W wydzierganych dzianinach z włóczki Opium chodzę od miesiąca i mniej więcej od miesiąca prawie nic nie dziergam. Przyczyn tego stanu rzeczy jest wiele, ale nie o tym będzie ten wpis.
Na początku wakacji popełniłam taki oto komplecik (bliźniak) składający się ze: sweterka z długim rękawem, (tył i rękawy poszerzone i mocno wydłużone), oraz ogoniastej bluzki ze swobodnie opadającymi rękawkami a to dzięki otworom na ramiona.
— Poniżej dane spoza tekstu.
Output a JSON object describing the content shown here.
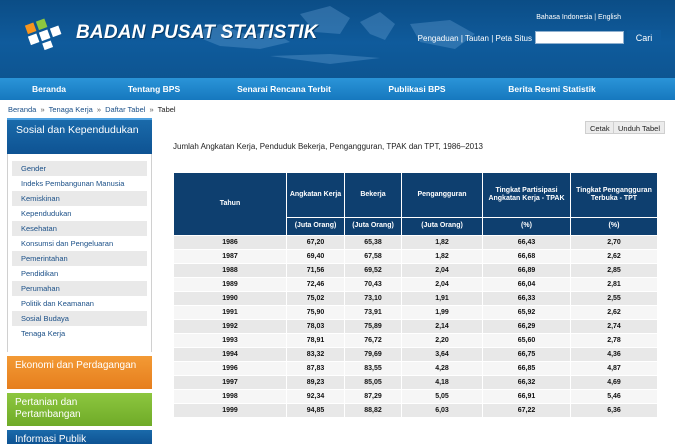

Można nosić razem lub osobno. Poza tym stanowią świetne uzupełnienie dzianin wykonanych w poprzednich latach, tudzież innej garderoby z mojej szafy.
Trochę o włóczce z której powstał komplet. "Opium" zakupiłam w zeszłym roku w INTER-FOXsie celem jej wypróbowania . Skład włóczki: 54%bawełna, 42%akryl, 4%poliamid. Dziergałam na drutach nr.6 toteż robótki szybko przybywało. I muszę przyznać, że z efektu jestem bardzo zadowolona; dzianina jest miękka, świetnie się układa i jest bardzo miła dla ciała.
Uwaga!
Wszelkie nadpruwanie i ponowne łapanie oczek jest koszmarne, bez szydełka ani rusz, chyba, że się pruje delikatnie po 1 oczku.
Tekstowo się maksymalnie streściłam, za to zdjęć będzie ogromna ilość, coś nie bardzo umiałam wybrać te właściwe, więc są prawie wszystkie :D
Pewnego pochmurnego popołudnia znowu zatonęłam w moim Archiwum X. I tym razem wykopałam letnie bluzeczki. Dziś zaprezentuje dwie z nich. Po prostu wstrzeliły się kolorystycznie do tego wpisu :). Obydwie powstały początkiem lat 90-tych i obydwie miały pierwotnie to samo przeznaczenie; znaczy na spływ kajakowy je dziergałam. Świetnie sięsprawdzały jako uzupełnienie do kostiumów kąpielowych, krótkich spodenek i spódniczek w których kiedyś często (czyt. całe lato) chodziłam.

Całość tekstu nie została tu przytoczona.